Elio Gámez ist Erster Vizepräsident des Kubanischen Instituts für Völkerfreundschaft (ICAP) in Havanna
In Kuba vollziehen sich derzeit zahlreiche Veränderungen. Viele fürchten allerdings, daß die Maßnahmen im Wirtschafts- und Sozialbereich zu einer Rückkehr zu kapitalistischen Verhältnissen führen können...
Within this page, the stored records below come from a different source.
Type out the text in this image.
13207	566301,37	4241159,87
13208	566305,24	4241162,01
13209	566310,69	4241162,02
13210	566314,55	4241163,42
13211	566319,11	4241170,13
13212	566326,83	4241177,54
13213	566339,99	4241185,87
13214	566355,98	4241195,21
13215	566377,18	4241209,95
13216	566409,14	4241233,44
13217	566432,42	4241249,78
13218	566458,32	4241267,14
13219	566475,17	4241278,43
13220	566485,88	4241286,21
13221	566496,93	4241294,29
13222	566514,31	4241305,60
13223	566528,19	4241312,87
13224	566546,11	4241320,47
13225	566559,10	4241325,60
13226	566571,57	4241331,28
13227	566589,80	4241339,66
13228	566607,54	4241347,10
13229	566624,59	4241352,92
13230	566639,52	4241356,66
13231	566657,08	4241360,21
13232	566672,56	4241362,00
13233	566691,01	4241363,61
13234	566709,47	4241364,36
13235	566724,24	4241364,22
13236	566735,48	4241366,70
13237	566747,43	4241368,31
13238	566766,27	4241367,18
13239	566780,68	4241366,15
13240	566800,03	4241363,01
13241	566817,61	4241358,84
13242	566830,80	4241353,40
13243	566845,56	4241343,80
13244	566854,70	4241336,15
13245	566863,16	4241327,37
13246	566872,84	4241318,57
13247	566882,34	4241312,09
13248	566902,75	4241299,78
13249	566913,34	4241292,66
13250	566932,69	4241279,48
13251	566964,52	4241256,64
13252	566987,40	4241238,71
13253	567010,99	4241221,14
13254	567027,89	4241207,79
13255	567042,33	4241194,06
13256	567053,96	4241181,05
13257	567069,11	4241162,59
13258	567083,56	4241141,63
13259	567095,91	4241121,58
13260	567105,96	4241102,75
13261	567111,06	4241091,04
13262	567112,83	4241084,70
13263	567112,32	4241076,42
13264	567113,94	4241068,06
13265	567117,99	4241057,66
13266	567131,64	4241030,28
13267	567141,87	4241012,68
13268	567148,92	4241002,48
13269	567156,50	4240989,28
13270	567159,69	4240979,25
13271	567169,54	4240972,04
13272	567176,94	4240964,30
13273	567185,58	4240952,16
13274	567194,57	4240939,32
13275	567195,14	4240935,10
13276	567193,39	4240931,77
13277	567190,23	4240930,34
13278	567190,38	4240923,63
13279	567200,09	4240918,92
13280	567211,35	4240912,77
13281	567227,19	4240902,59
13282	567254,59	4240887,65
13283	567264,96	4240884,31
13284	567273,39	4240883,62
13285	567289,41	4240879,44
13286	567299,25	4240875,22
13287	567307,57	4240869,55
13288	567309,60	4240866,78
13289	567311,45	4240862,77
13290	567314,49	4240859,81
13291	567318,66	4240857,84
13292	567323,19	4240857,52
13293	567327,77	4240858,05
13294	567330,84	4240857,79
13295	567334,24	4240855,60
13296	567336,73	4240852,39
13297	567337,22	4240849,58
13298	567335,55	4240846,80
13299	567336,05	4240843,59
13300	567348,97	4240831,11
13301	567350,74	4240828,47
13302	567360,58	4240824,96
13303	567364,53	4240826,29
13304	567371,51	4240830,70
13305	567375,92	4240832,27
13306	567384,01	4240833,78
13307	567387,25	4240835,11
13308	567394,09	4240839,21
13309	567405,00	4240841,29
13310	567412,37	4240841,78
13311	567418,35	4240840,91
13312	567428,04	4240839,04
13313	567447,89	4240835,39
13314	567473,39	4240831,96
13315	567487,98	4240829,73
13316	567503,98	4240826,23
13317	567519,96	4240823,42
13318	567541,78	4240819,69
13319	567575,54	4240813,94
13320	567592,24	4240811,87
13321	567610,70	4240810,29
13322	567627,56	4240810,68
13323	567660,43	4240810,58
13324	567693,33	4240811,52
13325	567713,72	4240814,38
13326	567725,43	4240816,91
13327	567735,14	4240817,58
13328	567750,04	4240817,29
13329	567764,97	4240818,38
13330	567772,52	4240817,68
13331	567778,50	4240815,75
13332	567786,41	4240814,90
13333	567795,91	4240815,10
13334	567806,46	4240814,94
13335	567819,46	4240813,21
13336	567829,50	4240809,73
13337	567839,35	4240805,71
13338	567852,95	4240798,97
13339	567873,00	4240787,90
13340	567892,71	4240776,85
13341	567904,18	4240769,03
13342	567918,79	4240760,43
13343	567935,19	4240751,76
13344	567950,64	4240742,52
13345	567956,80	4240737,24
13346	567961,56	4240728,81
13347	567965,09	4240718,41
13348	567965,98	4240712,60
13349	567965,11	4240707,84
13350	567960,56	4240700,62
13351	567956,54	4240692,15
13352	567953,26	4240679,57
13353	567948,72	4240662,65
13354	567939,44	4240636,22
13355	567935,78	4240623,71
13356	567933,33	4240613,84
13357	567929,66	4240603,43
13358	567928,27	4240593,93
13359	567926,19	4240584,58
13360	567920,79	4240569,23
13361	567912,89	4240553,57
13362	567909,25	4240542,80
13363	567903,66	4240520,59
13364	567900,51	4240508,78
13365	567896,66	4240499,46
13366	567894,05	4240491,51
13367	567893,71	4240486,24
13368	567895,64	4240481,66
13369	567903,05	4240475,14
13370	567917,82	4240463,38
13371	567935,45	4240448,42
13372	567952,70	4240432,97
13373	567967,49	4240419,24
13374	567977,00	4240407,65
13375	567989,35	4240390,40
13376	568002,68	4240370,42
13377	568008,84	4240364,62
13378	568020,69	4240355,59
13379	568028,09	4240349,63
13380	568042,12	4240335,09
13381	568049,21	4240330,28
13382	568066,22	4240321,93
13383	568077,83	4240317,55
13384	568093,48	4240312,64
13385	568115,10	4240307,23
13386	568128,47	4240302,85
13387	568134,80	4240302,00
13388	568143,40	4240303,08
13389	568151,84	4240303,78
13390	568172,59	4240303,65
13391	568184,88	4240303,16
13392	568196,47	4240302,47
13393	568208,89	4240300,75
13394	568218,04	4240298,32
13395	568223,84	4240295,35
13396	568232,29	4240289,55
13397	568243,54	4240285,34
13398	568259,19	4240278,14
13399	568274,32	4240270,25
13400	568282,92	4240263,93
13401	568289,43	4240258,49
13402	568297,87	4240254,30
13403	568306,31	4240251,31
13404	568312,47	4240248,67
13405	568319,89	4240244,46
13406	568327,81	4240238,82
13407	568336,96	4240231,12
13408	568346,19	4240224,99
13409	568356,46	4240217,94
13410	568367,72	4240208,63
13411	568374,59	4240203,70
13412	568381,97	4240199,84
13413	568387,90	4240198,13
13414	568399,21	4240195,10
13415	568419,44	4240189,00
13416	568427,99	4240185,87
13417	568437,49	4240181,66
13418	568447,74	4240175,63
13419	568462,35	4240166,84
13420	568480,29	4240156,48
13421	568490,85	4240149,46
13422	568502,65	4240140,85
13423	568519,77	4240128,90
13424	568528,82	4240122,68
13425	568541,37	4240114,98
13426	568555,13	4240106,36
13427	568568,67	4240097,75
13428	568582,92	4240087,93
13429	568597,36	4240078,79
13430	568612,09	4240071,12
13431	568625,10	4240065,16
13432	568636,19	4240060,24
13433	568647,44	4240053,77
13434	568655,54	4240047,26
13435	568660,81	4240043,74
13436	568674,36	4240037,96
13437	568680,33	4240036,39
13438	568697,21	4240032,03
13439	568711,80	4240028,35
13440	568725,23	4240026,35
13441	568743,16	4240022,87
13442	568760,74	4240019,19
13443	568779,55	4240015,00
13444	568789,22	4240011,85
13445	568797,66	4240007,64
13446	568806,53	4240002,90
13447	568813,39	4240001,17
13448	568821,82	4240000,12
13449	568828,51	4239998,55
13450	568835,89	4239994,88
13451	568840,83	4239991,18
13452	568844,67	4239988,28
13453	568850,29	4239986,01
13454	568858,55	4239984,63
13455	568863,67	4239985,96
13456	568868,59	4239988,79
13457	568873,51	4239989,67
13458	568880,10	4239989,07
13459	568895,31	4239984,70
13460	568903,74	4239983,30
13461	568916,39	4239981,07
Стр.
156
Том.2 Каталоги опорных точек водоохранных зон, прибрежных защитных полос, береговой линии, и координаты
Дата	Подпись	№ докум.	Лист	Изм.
Der Prozeß der Modernisierung hat das Ziel, unsere Wirtschaft zu retten und zu stärken, um den Aufbau des Sozialismus fortsetzen zu können. Dazu gehört die Überwindung der negativen Begleiterscheinungen, die sich auf diesem Weg zeigen. Es gibt für unsere derzeitige Situation kein Beispiel, und wir denken, daß für den Sozialismus auch kein Rezept existiert. Wir können natürlich auf Erfahrungen in anderen Ländern der Welt zurückgreifen, etwa aus China oder Vietnam, aber unsere Bedingungen unterscheiden sich doch sehr von deren. Wir dürfen nicht aus dem Blick verlieren, daß wir in einem gewissen geographischen Schicksal gefangen sind, 90 Meilen entfernt von der gegenwärtigen imperialen Hauptmacht des Planeten, die praktisch einen nicht erklärten Krieg gegen uns führt.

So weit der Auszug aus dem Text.